Shales are defined as organic rich, fine grained sedimentary rocks containing a minimum of 0.5 wt% total organic carbon (TOC) (Brian Cardott, 2006) with a mean grain size of less than 0.0625 mm (0.0025 in.) (Energy Information Administration 2006). The shales can then be identified as gas or oil shales by their organic matter (i.e. kerogen or maceral types). By crossplotting the Hydrogen index vs Oxygen index (Van Krevelen, 1961) one can define the oil or gas window the shale is in. A pseudo Van Krevelen plot with all the four type curves is shown in Figure 1. Type I and II can be lumped into the oil generative window and Type III can be lumped into the gas generative window while Type IV indicates no potential.
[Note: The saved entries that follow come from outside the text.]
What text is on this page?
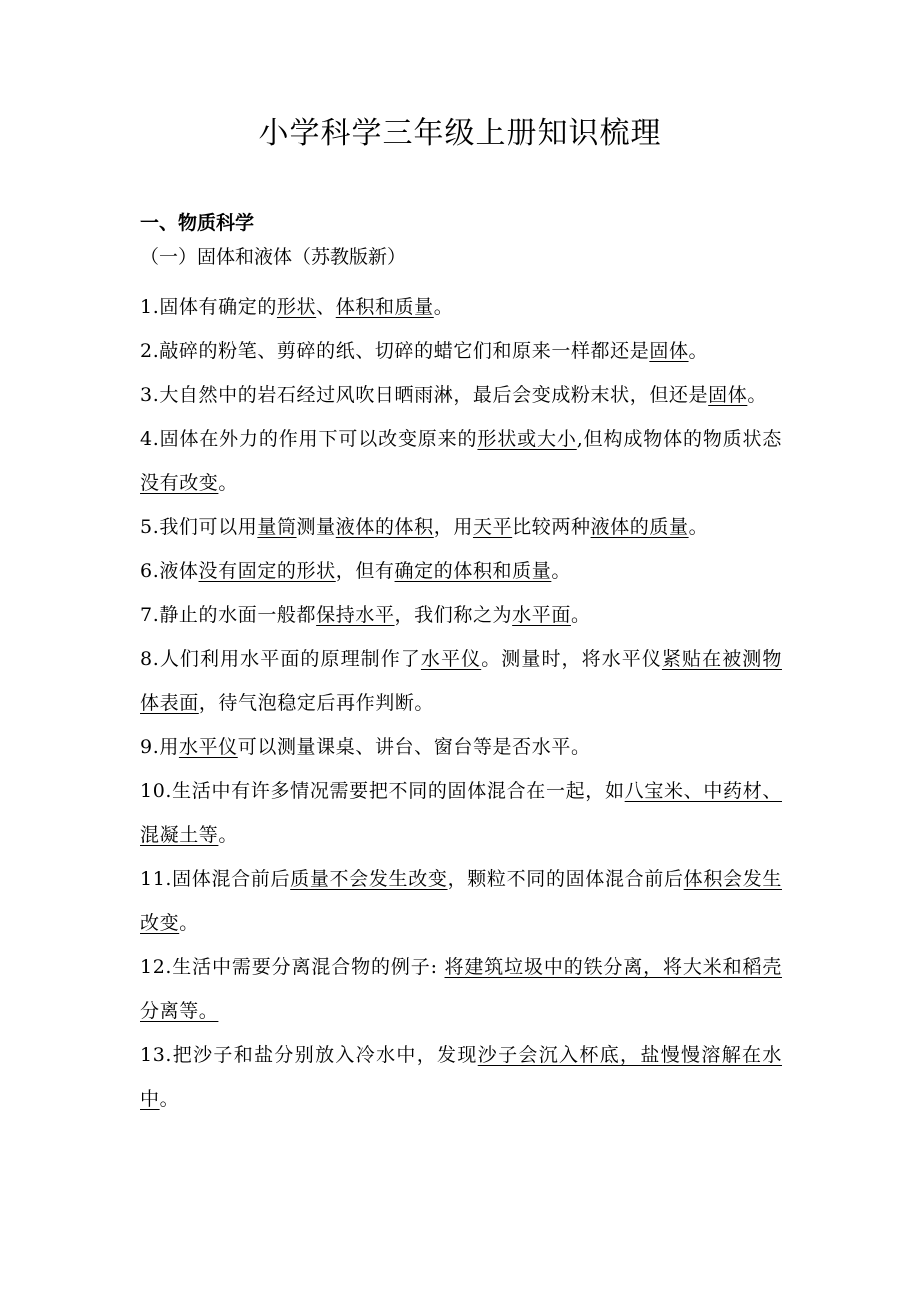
小学科学三年级上册知识梳理
一、物质科学
（一）固体和液体（苏教版新）

1.固体有确定的形状、体积和质量。

2.敲碎的粉笔、剪碎的纸、切碎的蜡它们和原来一样都还是固体。

3.大自然中的岩石经过风吹日晒雨淋，最后会变成粉末状，但还是固体。

4.固体在外力的作用下可以改变原来的形状或大小,但构成物体的物质状态没有改变。

5.我们可以用量筒测量液体的体积，用天平比较两种液体的质量。

6.液体没有固定的形状，但有确定的体积和质量。

7.静止的水面一般都保持水平，我们称之为水平面。

8.人们利用水平面的原理制作了水平仪。测量时，将水平仪紧贴在被测物体表面，待气泡稳定后再作判断。

9.用水平仪可以测量课桌、讲台、窗台等是否水平。

10.生活中有许多情况需要把不同的固体混合在一起，如八宝米、中药材、混凝土等。

11.固体混合前后质量不会发生改变，颗粒不同的固体混合前后体积会发生改变。

12.生活中需要分离混合物的例子: 将建筑垃圾中的铁分离，将大米和稻壳分离等。

13.把沙子和盐分别放入冷水中，发现沙子会沉入杯底，盐慢慢溶解在水中。
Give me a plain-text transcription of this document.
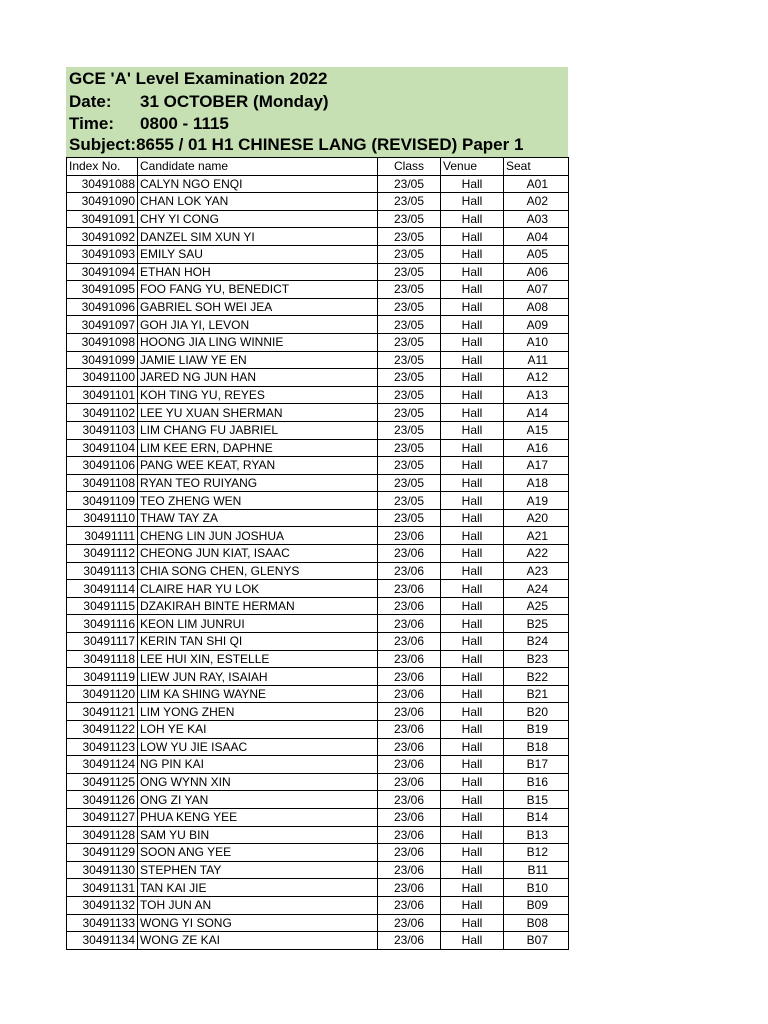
GCE 'A' Level Examination 2022
Date: 31 OCTOBER (Monday)
Time: 0800 - 1115
Subject:8655 / 01 H1 CHINESE LANG (REVISED) Paper 1
Index No.	Candidate name	Class	Venue	Seat
30491088	CALYN NGO ENQI	23/05	Hall	A01
30491090	CHAN LOK YAN	23/05	Hall	A02
30491091	CHY YI CONG	23/05	Hall	A03
30491092	DANZEL SIM XUN YI	23/05	Hall	A04
30491093	EMILY SAU	23/05	Hall	A05
30491094	ETHAN HOH	23/05	Hall	A06
30491095	FOO FANG YU, BENEDICT	23/05	Hall	A07
30491096	GABRIEL SOH WEI JEA	23/05	Hall	A08
30491097	GOH JIA YI, LEVON	23/05	Hall	A09
30491098	HOONG JIA LING WINNIE	23/05	Hall	A10
30491099	JAMIE LIAW YE EN	23/05	Hall	A11
30491100	JARED NG JUN HAN	23/05	Hall	A12
30491101	KOH TING YU, REYES	23/05	Hall	A13
30491102	LEE YU XUAN SHERMAN	23/05	Hall	A14
30491103	LIM CHANG FU JABRIEL	23/05	Hall	A15
30491104	LIM KEE ERN, DAPHNE	23/05	Hall	A16
30491106	PANG WEE KEAT, RYAN	23/05	Hall	A17
30491108	RYAN TEO RUIYANG	23/05	Hall	A18
30491109	TEO ZHENG WEN	23/05	Hall	A19
30491110	THAW TAY ZA	23/05	Hall	A20
30491111	CHENG LIN JUN JOSHUA	23/06	Hall	A21
30491112	CHEONG JUN KIAT, ISAAC	23/06	Hall	A22
30491113	CHIA SONG CHEN, GLENYS	23/06	Hall	A23
30491114	CLAIRE HAR YU LOK	23/06	Hall	A24
30491115	DZAKIRAH BINTE HERMAN	23/06	Hall	A25
30491116	KEON LIM JUNRUI	23/06	Hall	B25
30491117	KERIN TAN SHI QI	23/06	Hall	B24
30491118	LEE HUI XIN, ESTELLE	23/06	Hall	B23
30491119	LIEW JUN RAY, ISAIAH	23/06	Hall	B22
30491120	LIM KA SHING WAYNE	23/06	Hall	B21
30491121	LIM YONG ZHEN	23/06	Hall	B20
30491122	LOH YE KAI	23/06	Hall	B19
30491123	LOW YU JIE ISAAC	23/06	Hall	B18
30491124	NG PIN KAI	23/06	Hall	B17
30491125	ONG WYNN XIN	23/06	Hall	B16
30491126	ONG ZI YAN	23/06	Hall	B15
30491127	PHUA KENG YEE	23/06	Hall	B14
30491128	SAM YU BIN	23/06	Hall	B13
30491129	SOON ANG YEE	23/06	Hall	B12
30491130	STEPHEN TAY	23/06	Hall	B11
30491131	TAN KAI JIE	23/06	Hall	B10
30491132	TOH JUN AN	23/06	Hall	B09
30491133	WONG YI SONG	23/06	Hall	B08
30491134	WONG ZE KAI	23/06	Hall	B07
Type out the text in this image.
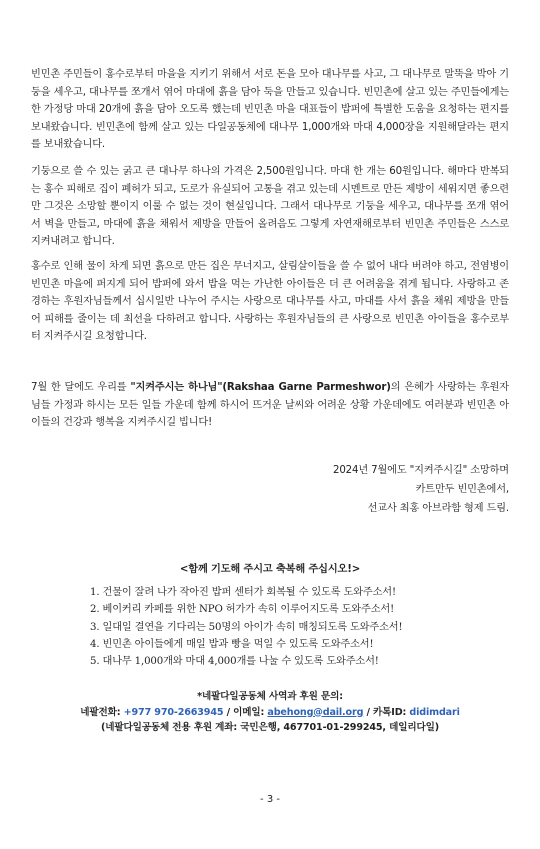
빈민촌 주민들이 홍수로부터 마을을 지키기 위해서 서로 돈을 모아 대나무를 사고, 그 대나무로 말뚝을 박아 기둥을 세우고, 대나무를 쪼개서 엮어 마대에 흙을 담아 둑을 만들고 있습니다. 빈민촌에 살고 있는 주민들에게는 한 가정당 마대 20개에 흙을 담아 오도록 했는데 빈민촌 마을 대표들이 밥퍼에 특별한 도움을 요청하는 편지를 보내왔습니다. 빈민촌에 함께 살고 있는 다일공동체에 대나무 1,000개와 마대 4,000장을 지원해달라는 편지를 보내왔습니다.

기둥으로 쓸 수 있는 굵고 큰 대나무 하나의 가격은 2,500원입니다. 마대 한 개는 60원입니다. 해마다 반복되는 홍수 피해로 집이 폐허가 되고, 도로가 유실되어 고통을 겪고 있는데 시멘트로 만든 제방이 세워지면 좋으련만 그것은 소망할 뿐이지 이룰 수 없는 것이 현실입니다. 그래서 대나무로 기둥을 세우고, 대나무를 쪼개 엮어서 벽을 만들고, 마대에 흙을 채워서 제방을 만들어 올려음도 그렇게 자연재해로부터 빈민촌 주민들은 스스로 지켜내려고 합니다.

홍수로 인해 물이 차게 되면 흙으로 만든 집은 무너지고, 살림살이들을 쓸 수 없어 내다 버려야 하고, 전염병이 빈민촌 마을에 퍼지게 되어 밥퍼에 와서 밥을 먹는 가난한 아이들은 더 큰 어려움을 겪게 됩니다. 사랑하고 존경하는 후원자님들께서 십시일반 나누어 주시는 사랑으로 대나무를 사고, 마대를 사서 흙을 채워 제방을 만들어 피해를 줄이는 데 최선을 다하려고 합니다. 사랑하는 후원자님들의 큰 사랑으로 빈민촌 아이들을 홍수로부터 지켜주시길 요청합니다.

7월 한 달에도 우리를 "지켜주시는 하나님"(Rakshaa Garne Parmeshwor)의 은혜가 사랑하는 후원자님들 가정과 하시는 모든 일들 가운데 함께 하시어 뜨거운 날씨와 어려운 상황 가운데에도 여러분과 빈민촌 아이들의 건강과 행복을 지켜주시길 빕니다!

2024년 7월에도 "지켜주시길" 소망하며
카트만두 빈민촌에서,
선교사 최홍 아브라함 형제 드림.
<함께 기도해 주시고 축복해 주십시오!>
1. 건물이 잘려 나가 작아진 밥퍼 센터가 회복될 수 있도록 도와주소서!
2. 베이커리 카페를 위한 NPO 허가가 속히 이루어지도록 도와주소서!
3. 일대일 결연을 기다리는 50명의 아이가 속히 매칭되도록 도와주소서!
4. 빈민촌 아이들에게 매일 밥과 빵을 먹일 수 있도록 도와주소서!
5. 대나무 1,000개와 마대 4,000개를 나눌 수 있도록 도와주소서!
*네팔다일공동체 사역과 후원 문의:
네팔전화: +977 970-2663945 / 이메일: abehong@dail.org / 카톡ID: didimdari
(네팔다일공동체 전용 후원 계좌: 국민은행, 467701-01-299245, 데일리다일)
- 3 -
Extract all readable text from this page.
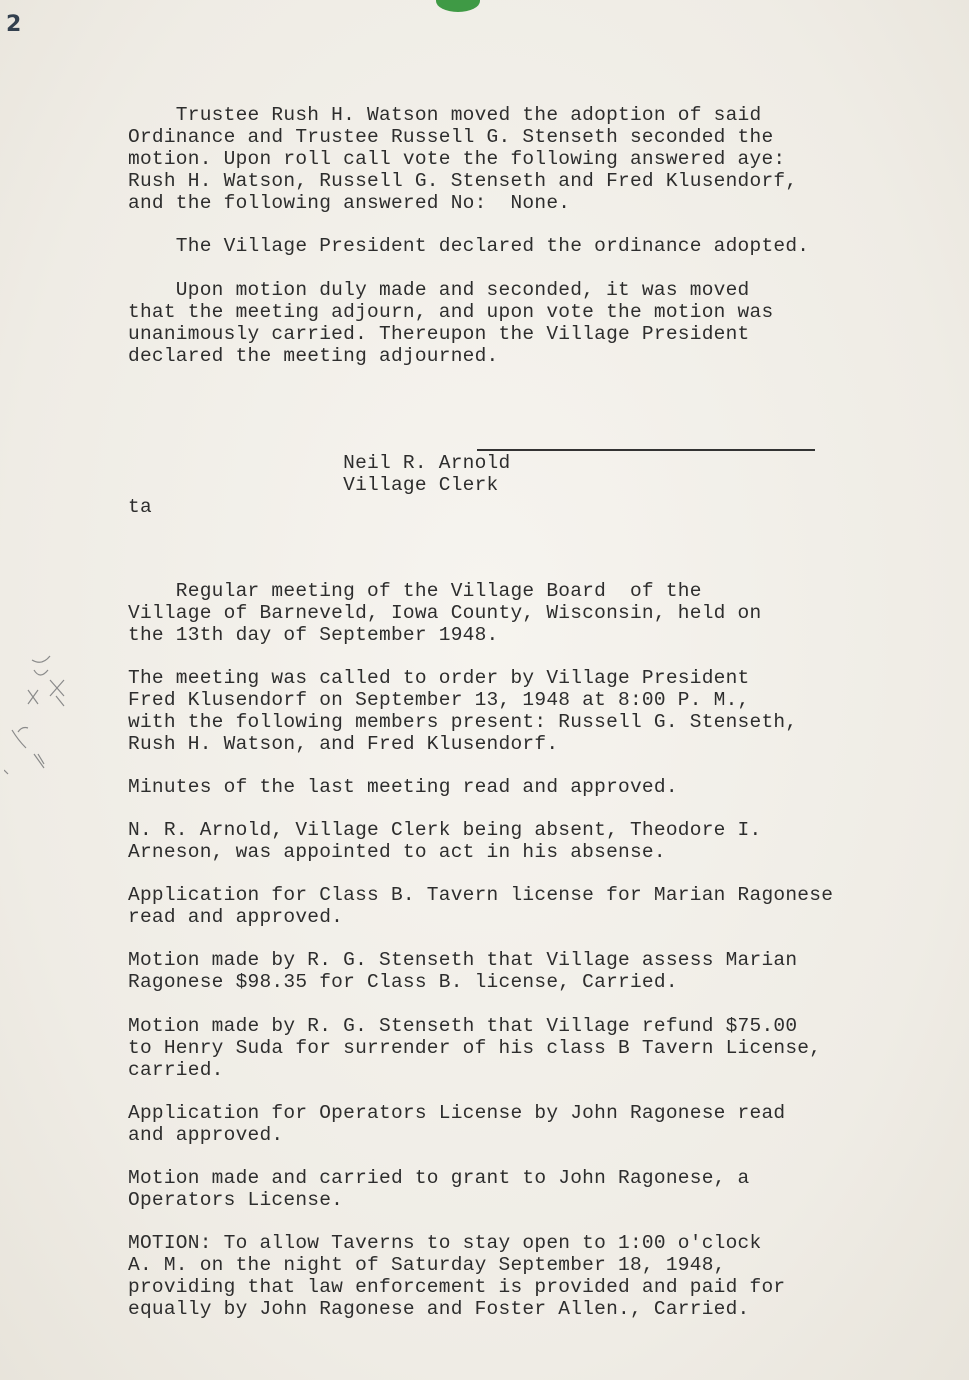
2
Trustee Rush H. Watson moved the adoption of said
Ordinance and Trustee Russell G. Stenseth seconded the
motion. Upon roll call vote the following answered aye:
Rush H. Watson, Russell G. Stenseth and Fred Klusendorf,
and the following answered No:  None.
The Village President declared the ordinance adopted.
Upon motion duly made and seconded, it was moved
that the meeting adjourn, and upon vote the motion was
unanimously carried. Thereupon the Village President
declared the meeting adjourned.
Neil R. Arnold
Village Clerk
ta
Regular meeting of the Village Board  of the
Village of Barneveld, Iowa County, Wisconsin, held on
the 13th day of September 1948.
The meeting was called to order by Village President
Fred Klusendorf on September 13, 1948 at 8:00 P. M.,
with the following members present: Russell G. Stenseth,
Rush H. Watson, and Fred Klusendorf.
Minutes of the last meeting read and approved.
N. R. Arnold, Village Clerk being absent, Theodore I.
Arneson, was appointed to act in his absense.
Application for Class B. Tavern license for Marian Ragonese
read and approved.
Motion made by R. G. Stenseth that Village assess Marian
Ragonese $98.35 for Class B. license, Carried.
Motion made by R. G. Stenseth that Village refund $75.00
to Henry Suda for surrender of his class B Tavern License,
carried.
Application for Operators License by John Ragonese read
and approved.
Motion made and carried to grant to John Ragonese, a
Operators License.
MOTION: To allow Taverns to stay open to 1:00 o'clock
A. M. on the night of Saturday September 18, 1948,
providing that law enforcement is provided and paid for
equally by John Ragonese and Foster Allen., Carried.
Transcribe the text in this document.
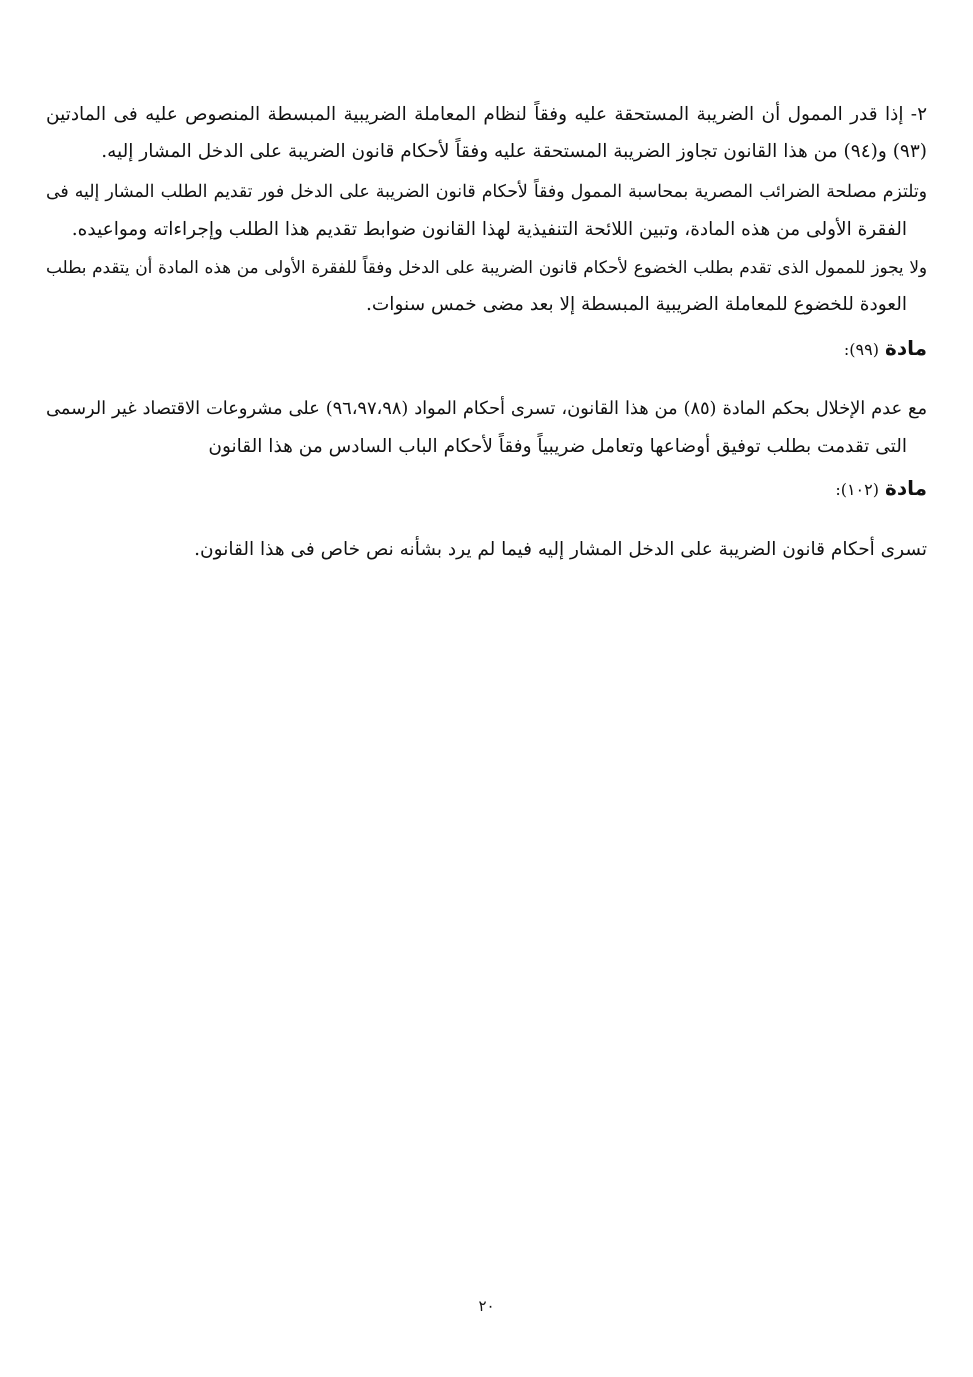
٢- إذا قدر الممول أن الضريبة المستحقة عليه وفقاً لنظام المعاملة الضريبية المبسطة المنصوص عليه فى المادتين
(٩٣) و(٩٤) من هذا القانون تجاوز الضريبة المستحقة عليه وفقاً لأحكام قانون الضريبة على الدخل المشار إليه.
وتلتزم مصلحة الضرائب المصرية بمحاسبة الممول وفقاً لأحكام قانون الضريبة على الدخل فور تقديم الطلب المشار إليه فى
الفقرة الأولى من هذه المادة، وتبين اللائحة التنفيذية لهذا القانون ضوابط تقديم هذا الطلب وإجراءاته ومواعيده.
ولا يجوز للممول الذى تقدم بطلب الخضوع لأحكام قانون الضريبة على الدخل وفقاً للفقرة الأولى من هذه المادة أن يتقدم بطلب
العودة للخضوع للمعاملة الضريبية المبسطة إلا بعد مضى خمس سنوات.
مادة (٩٩):
مع عدم الإخلال بحكم المادة (٨٥) من هذا القانون، تسرى أحكام المواد (٩٦،٩٧،٩٨) على مشروعات الاقتصاد غير الرسمى
التى تقدمت بطلب توفيق أوضاعها وتعامل ضريبياً وفقاً لأحكام الباب السادس من هذا القانون
مادة (١٠٢):
تسرى أحكام قانون الضريبة على الدخل المشار إليه فيما لم يرد بشأنه نص خاص فى هذا القانون.
٢٠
For shale plays to be economically successful, it is essential that they have good reservoir characteristics. So the first objective in developing shale plays should be to understand the shale reservoir quality and its potential from logs and cores (Grieser et al. 2007; Kundert et al. 2009). Once the reservoir potential has been identified then the challenge is to produce these shales economically. As the flow capacity (i.e. permeability) is very low in shales, it requires stimulation to produce economically. A lot of work regarding shale stimulation has been published since early 1990. Lancaster et al (Lancaster et al 1992) presented the evolution of massive hydraulic fracturing in the Barnett shale. Such stimulation treatments yielded 200 to 250 MMscf in the first year and the wells recovered between 1-to-1.5 Bscf. Shelly et al (Shelley et al 2008) investigated 393 Barnett shale well completion strategies in their work. They show that it took 17 years in the Barnett shale to evolve from pumping crosslinked fluid systems, carrying more than 1 million lbm of proppant per job to waterfrac systems that contain large volumes of water and small quantities of sand. Their study showed that such waterfrac systems generally outperformed the crosslinked fluid systems. Because of this success, operators in other shale plays are still attempting similar "Barnett type waterfracs?? in their projects, however, with mixed success. This mixed success shows us that these large volume waterfrac treatments might work in the Barnett shale but may not be the correct solution in other shale plays. Hence, it is imperative that we clearly understand the reservoir characteristics of these shales and optimize the fracture treatments to fit their specific attributes.